Asal ga tiba2 bilang “mau ga sama anak saya” WADUHHHH 🤭

2025/9/18 Diedit ke

... Baca selengkapnyaMemperkenalkan pasangan kepada anak memang bisa menjadi momen yang menegangkan bagi banyak orang tua dan pasangan. Berdasarkan pengalaman banyak ibu, anak-anak cenderung merasa senang dan nyaman ketika proses perkenalan dilakukan secara perlahan dan natural, tanpa mendadak mengajukan pertanyaan seperti “mau gak sama anak saya?” yang bisa membuat situasi menjadi canggung. Salah satu kiat yang cukup efektif adalah berusaha menciptakan suasana akrab antar pasangan dan anak sejak kecil, sehingga hubungan mereka bisa tumbuh secara organik dan tanpa tekanan. Misalnya, mengajak pasangan berinteraksi dalam kegiatan sehari-hari anak, seperti bermain atau belajar bersama, dapat membantu meningkatkan kehangatan hubungan mereka.

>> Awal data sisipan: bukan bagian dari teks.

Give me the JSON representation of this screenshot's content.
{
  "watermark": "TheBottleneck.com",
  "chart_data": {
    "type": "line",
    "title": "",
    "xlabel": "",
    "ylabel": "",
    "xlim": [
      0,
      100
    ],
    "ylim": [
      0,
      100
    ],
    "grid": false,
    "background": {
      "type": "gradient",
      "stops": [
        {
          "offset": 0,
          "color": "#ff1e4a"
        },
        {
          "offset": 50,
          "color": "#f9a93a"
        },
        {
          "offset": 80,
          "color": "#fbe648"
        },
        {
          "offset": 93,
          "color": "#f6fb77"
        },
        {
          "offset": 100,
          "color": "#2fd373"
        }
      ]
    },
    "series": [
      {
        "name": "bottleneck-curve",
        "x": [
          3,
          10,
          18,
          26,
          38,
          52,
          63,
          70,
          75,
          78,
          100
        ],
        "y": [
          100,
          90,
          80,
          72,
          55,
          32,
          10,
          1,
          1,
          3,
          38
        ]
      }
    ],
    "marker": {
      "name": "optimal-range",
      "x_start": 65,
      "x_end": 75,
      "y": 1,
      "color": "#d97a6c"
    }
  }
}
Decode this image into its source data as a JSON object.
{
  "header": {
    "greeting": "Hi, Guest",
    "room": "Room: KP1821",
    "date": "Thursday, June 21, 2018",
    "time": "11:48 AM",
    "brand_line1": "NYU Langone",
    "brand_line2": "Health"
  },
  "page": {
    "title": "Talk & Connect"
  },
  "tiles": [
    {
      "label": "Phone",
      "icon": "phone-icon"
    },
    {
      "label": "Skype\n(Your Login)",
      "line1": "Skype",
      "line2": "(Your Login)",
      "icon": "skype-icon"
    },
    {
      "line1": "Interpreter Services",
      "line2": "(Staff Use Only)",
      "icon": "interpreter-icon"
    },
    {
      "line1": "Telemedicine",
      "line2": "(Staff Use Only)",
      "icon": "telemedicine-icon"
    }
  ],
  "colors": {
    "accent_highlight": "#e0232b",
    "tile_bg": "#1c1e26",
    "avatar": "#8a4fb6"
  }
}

Selain itu, pujian dari ibu-ibu di sekitar juga bisa menjadi indikasi positif bahwa perkenalan tersebut berlangsung baik dan memberi rasa percaya diri pada pasangan dan anak. Pengakuan sosial semacam ini penting untuk membangun ikatan positif dalam keluarga baru. Penting juga untuk memberi waktu bagi anak menyesuaikan diri dengan kehadiran orang baru di hidup mereka. Memaksakan hubungan atau membuat keputusan terburu-buru bisa menimbulkan resistensi atau ketidaknyamanan. Dengan pendekatan yang penuh pengertian, kesabaran, dan komunikasi terbuka, proses mengenalkan pasangan kepada anak bisa menjadi pengalaman indah yang memperkuat ikatan keluarga baru.